Week in Review
Possibly the pivotal event of last week was the publication of the US non-farm payroll figure (NFP) last Friday. The result stunned traders by disclosing that US employers created only 142,000 new jobs during August compared to the forecasted 225,000. After digesting the full implications of this poor showing, economists eventually concluded that the most significant impact will be that it could convince the US Federal Reserve to retain interest rates at historic lows for a prolonged period of time.
Prior to the release, most pundits were predicting a strong performance based on the release of a sequence of encouraging economic indicators by the USA over recent weeks indicating that both its economic recovery and labor market were gaining traction. On a positive note, the unemployment rate did drop during last month to 6.1% from 6.2%. Prominent analysts summarized these result by stating that the fear of quickly rising interest rates has now definitely been quashed. They added that the biggest fear of investors presently was that the Fed could start tapering stimulus rapidly which could produce a serious market correction.
The European Central Bank (ECB) implemented aggressive actions last week in order to suppress deflation; boost a flagging European economic recovery and offset any adverse impacts arising from the Ukrainian/Russian conflict. The ECB cut primary interest rates by another 10 basis points to register both record lows and a minus deposit value. Specifically, the primary lending rate fell to 0.15% while the overnight deposit rate was reduced to -0.20%. In an ensuing press conference, Mario Draghi, the ECB President, further advised that the central bank will instigate a substantial buying program in October with the intent of purchasing a wide-ranging spread of euro-based bonds and asset-backed securities.
What to Expect This Week
The major global economic indicators scheduled for publication this week are as follows.
The Eurozone will launch the week by issuing a key investor confidence index on Monday. Analysts are forecasting a weak result with expectations of a drop to 1.4 from the previous 2.7. The USA will then present its Consumer Credit figure for July which is expected to extend its losses for the third consecutive month.
On Tuesday, the United Kingdom will announce its Trade Balance for July. A weakening European economy could weigh on this parameter.

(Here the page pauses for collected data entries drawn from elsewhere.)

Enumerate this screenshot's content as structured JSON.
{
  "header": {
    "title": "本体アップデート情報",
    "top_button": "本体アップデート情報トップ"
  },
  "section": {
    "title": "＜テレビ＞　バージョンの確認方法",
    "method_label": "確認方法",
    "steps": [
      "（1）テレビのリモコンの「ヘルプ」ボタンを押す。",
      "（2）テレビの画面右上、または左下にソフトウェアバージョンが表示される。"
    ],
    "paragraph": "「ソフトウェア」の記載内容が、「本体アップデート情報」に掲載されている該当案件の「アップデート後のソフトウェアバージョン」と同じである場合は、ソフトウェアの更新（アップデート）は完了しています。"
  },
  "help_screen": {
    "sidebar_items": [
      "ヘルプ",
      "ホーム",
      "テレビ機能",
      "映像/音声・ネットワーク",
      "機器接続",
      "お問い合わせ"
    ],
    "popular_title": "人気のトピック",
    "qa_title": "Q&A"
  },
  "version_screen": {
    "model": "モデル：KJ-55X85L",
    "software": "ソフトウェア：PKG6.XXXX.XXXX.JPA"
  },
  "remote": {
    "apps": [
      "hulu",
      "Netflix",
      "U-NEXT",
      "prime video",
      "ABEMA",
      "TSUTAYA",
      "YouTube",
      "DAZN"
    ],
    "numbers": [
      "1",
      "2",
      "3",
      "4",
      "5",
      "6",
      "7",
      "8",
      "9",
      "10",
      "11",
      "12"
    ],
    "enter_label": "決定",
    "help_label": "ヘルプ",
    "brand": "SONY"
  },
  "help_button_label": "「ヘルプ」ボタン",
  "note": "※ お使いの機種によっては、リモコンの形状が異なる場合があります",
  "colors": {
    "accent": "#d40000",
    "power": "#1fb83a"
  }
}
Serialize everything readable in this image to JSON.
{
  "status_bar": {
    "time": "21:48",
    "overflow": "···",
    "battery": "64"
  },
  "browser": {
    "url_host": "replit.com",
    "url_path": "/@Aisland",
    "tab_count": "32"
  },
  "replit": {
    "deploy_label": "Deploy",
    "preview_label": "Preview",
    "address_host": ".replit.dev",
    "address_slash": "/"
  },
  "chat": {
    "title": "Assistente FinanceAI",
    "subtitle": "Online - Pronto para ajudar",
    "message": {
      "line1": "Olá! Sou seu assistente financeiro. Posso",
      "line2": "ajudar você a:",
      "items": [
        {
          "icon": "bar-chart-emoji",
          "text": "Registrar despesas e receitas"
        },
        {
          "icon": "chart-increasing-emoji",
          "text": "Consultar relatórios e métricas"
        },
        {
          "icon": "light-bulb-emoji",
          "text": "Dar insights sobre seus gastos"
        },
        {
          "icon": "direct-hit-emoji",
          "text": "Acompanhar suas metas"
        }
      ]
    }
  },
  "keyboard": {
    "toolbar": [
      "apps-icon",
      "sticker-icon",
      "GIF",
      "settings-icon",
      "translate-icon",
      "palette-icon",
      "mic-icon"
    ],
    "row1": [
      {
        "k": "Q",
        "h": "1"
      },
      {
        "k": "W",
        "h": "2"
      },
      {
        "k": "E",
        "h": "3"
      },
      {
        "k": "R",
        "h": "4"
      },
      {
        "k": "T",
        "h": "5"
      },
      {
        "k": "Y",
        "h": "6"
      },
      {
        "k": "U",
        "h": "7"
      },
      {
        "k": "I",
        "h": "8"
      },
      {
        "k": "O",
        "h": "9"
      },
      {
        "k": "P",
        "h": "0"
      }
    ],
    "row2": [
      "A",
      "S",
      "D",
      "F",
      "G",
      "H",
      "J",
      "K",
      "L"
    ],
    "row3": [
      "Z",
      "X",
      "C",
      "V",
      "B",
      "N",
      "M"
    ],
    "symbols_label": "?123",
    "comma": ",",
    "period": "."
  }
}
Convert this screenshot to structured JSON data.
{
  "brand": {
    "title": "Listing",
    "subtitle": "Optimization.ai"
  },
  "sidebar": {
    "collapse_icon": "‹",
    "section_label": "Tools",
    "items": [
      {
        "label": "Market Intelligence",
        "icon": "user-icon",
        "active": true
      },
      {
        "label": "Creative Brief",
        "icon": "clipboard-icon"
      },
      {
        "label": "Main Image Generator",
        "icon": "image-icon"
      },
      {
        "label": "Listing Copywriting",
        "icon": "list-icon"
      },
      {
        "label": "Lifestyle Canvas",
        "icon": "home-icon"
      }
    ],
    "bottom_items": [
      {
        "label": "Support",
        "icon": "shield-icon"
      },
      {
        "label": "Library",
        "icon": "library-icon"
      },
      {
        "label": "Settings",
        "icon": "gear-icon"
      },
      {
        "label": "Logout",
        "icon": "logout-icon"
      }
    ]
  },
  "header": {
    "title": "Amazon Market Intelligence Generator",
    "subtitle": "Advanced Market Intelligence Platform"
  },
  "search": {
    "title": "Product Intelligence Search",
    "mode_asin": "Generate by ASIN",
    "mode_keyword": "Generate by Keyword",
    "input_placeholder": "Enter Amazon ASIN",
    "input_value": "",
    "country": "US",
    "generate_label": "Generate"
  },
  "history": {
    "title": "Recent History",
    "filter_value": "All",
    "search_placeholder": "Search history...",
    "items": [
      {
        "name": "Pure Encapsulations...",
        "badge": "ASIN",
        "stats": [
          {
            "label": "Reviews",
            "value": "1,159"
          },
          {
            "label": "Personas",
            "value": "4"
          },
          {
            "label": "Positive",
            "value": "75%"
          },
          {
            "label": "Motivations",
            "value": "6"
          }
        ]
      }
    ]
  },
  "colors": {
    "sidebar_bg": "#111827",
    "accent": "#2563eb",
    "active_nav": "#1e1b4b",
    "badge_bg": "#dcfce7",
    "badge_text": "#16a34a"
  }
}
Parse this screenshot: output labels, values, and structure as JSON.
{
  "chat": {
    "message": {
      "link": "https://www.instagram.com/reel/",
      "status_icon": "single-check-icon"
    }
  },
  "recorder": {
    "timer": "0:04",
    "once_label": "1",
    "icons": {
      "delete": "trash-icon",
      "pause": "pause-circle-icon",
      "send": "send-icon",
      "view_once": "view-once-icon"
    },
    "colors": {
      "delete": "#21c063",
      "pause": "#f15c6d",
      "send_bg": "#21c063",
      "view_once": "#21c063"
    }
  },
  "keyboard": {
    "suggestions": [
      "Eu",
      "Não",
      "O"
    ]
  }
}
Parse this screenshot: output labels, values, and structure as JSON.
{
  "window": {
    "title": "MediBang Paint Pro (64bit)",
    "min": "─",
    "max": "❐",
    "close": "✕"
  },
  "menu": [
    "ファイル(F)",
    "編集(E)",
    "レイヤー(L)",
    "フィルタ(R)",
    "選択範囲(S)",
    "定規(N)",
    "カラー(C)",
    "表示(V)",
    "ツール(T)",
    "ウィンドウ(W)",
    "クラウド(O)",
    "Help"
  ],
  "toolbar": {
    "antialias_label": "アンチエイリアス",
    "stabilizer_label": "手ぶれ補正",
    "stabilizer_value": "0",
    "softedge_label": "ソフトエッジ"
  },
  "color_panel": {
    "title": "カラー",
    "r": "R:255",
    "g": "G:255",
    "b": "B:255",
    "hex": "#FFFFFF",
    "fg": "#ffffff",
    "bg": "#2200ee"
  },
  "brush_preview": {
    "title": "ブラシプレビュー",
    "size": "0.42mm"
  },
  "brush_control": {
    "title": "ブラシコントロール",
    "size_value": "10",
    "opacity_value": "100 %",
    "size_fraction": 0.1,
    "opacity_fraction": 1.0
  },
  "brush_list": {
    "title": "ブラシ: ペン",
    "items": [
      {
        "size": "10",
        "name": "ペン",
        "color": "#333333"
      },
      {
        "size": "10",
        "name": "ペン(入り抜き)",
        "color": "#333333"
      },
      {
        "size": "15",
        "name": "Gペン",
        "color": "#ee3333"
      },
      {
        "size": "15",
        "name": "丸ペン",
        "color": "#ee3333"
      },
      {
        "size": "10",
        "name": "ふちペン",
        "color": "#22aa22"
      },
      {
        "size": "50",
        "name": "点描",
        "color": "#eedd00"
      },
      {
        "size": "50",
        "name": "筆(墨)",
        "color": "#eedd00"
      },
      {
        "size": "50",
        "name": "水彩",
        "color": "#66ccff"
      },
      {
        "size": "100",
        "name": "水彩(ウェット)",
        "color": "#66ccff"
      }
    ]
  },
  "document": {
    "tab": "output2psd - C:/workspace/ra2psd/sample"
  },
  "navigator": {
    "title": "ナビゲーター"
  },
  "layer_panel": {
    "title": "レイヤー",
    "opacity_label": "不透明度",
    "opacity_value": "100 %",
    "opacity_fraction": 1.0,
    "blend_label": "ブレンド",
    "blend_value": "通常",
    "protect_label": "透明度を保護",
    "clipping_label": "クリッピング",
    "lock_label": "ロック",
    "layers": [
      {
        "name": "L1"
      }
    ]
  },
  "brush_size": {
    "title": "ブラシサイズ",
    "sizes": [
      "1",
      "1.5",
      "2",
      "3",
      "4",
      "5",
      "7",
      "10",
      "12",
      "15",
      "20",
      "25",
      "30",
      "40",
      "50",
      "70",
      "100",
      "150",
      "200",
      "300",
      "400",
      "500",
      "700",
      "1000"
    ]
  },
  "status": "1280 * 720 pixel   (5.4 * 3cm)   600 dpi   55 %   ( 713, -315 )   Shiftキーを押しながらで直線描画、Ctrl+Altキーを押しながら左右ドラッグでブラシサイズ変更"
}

The UK will also disclose its Manufacturing and Industrial Production numbers for July. Expert consensus favors minor improvements. At the same time, Mark Carney, the Chairman of the Bank of England will deliver a key speech to the Trade Union Congress in Liverpool, UK. Dovish comments should dominate by confirming continuous support for the British economy by the BoE. Later in the session, Canada will reveal its Housing Starts for August which are predicted to produce a pullback after months of constant gains. Japan will next proclaim its Machinery Orders for July which is expected to register another decline for the third straight month in a row. The day will finish with New Zealand presenting its Monetary Policy Decision supported by an ensuing Press conference. This event is not expected to generate much excitement with rates remaining on hold.
China will kick-off Thursday by delivering its Consumer Price Index. The People’s Bank of China could instigate fresh stimulus if a value below 2.0% is posted. About the same time, Australia will announce its Unemployment Rate and Employment Change for August. Employers are forecasted to have created about 15,000 new posts. Later in the day, Mario Draghi, the President of the European Central Bank will speak in Italy. However, he is not expected to endorse any of the dramatic comments he provided last week concerning new stimulus measures.
On Friday, the Eurozone will publish its Industrial Production figure for July which should register an increase of 0.6% after falling by 0.3% during the previous month. This major economic region will then release its Employment Change report for the second quarter of 2014. Weak numbers should be printed as a direct result of a stagnating European economic recovery. The USA will next present its Retail Sales for August. After four consecutive months of misses; expectations are consequently very low with a result of 0.3% favored by most pundits. The USA will complete the weak by disclosing a key Consumer Sentiment Index which should generate a reading about the 80 mark.